You’re no longer considered a child that didn’t know better.  Sometimes you just don’t think about it though.  It seems like a natural progression, but when you look back, you realize that it’s only been one year or two or three since you were just a kid. And now, you’re just a person that can provide support and words of encouragement or bereavement or whatever kind of emotion is necessary for a particular time and place.  And in a way, it’s kind of for lack of a better word, nice.  You are, at a certain age, considered a real person capable of contributing your own voice and thought.

It’s not confusing or extremely uplifting.  It’s just nice.

Because the relationships that are the nicest are the ones that are mutually satisfying.  Traditionally, parents support their children.  And it’s not to say that until you’re a certain age, you don’t appreciate their affection and love.  It’s more that when you do reach a certain age and you find yourself helping your parents as much as they help you, it just makes more sense.

And, I find that when you reach a certain age, you stop thinking about reaching a certain age.  I don’t know if I’ve hit that obscure number yet, but I think I’m making my way there.

When you reach a certain age, it’ll be okay to see your heroes sad.  It makes them human.

When you reach a certain age, you’ll stop saying you’re older than you really are.  The pre-mature wrinkles won’t be sources of pride anymore.  You’ll hate society for being ageist, but you’ll do everything in your power to not be called “old”.

When you reach a certain age, you’ll believe in love.  And loss.  And love again.  It will still be hard to let go, but it will happen.

When you reach a certain age, you will still care what people think.  You’ll just learn that it matters more what you think.

When you reach a certain age, you will see that no one is immune to hurt or heartache.  You will also see that no one is immune to smiles or kindness or a really great smelling loaf of bread.

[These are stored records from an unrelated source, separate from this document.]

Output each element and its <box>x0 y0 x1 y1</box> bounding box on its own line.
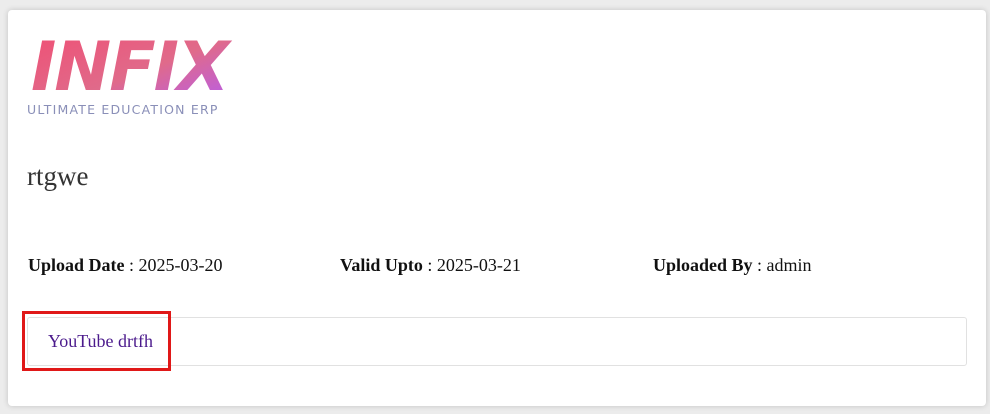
valid-upto-label: Valid Upto <box>340 255 423 275</box>
logo-tagline: ULTIMATE EDUCATION ERP <box>27 102 219 117</box>
upload-date-value: : 2025-03-20 <box>124 255 223 275</box>
upload-date-label: Upload Date <box>28 255 125 275</box>
upload-date: Upload Date : 2025-03-20 <box>28 255 223 276</box>
content-link-box: YouTube drtfh <box>27 317 967 366</box>
page-title: rtgwe <box>27 161 89 191</box>
logo-wordmark: INFIX <box>31 28 233 107</box>
content-card: INFIX ULTIMATE EDUCATION ERP rtgwe Uploa… <box>8 10 986 406</box>
valid-upto: Valid Upto : 2025-03-21 <box>340 255 521 276</box>
valid-upto-value: : 2025-03-21 <box>422 255 521 275</box>
uploaded-by: Uploaded By : admin <box>653 255 812 276</box>
youtube-link[interactable]: YouTube drtfh <box>48 331 153 352</box>
uploaded-by-label: Uploaded By <box>653 255 753 275</box>
uploaded-by-value: : admin <box>752 255 812 275</box>
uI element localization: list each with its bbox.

When you reach a certain age, you will stop saying you will get to it eventually.  You will get to it today.  You won’t wait for a tragedy to strike or a parent to yell at you.

When you reach a certain age, you will sometimes wish you stayed in touch with everyone you ever were friends with.  You will soon realize that it’s okay you haven’t.

When you reach a certain age, you will understand that what you think and say matters.  You will apologize when you do something wrong and stand strong when you know you are doing something right.  You won’t be ashamed for not following the crowd.  You will be a hero in your own right.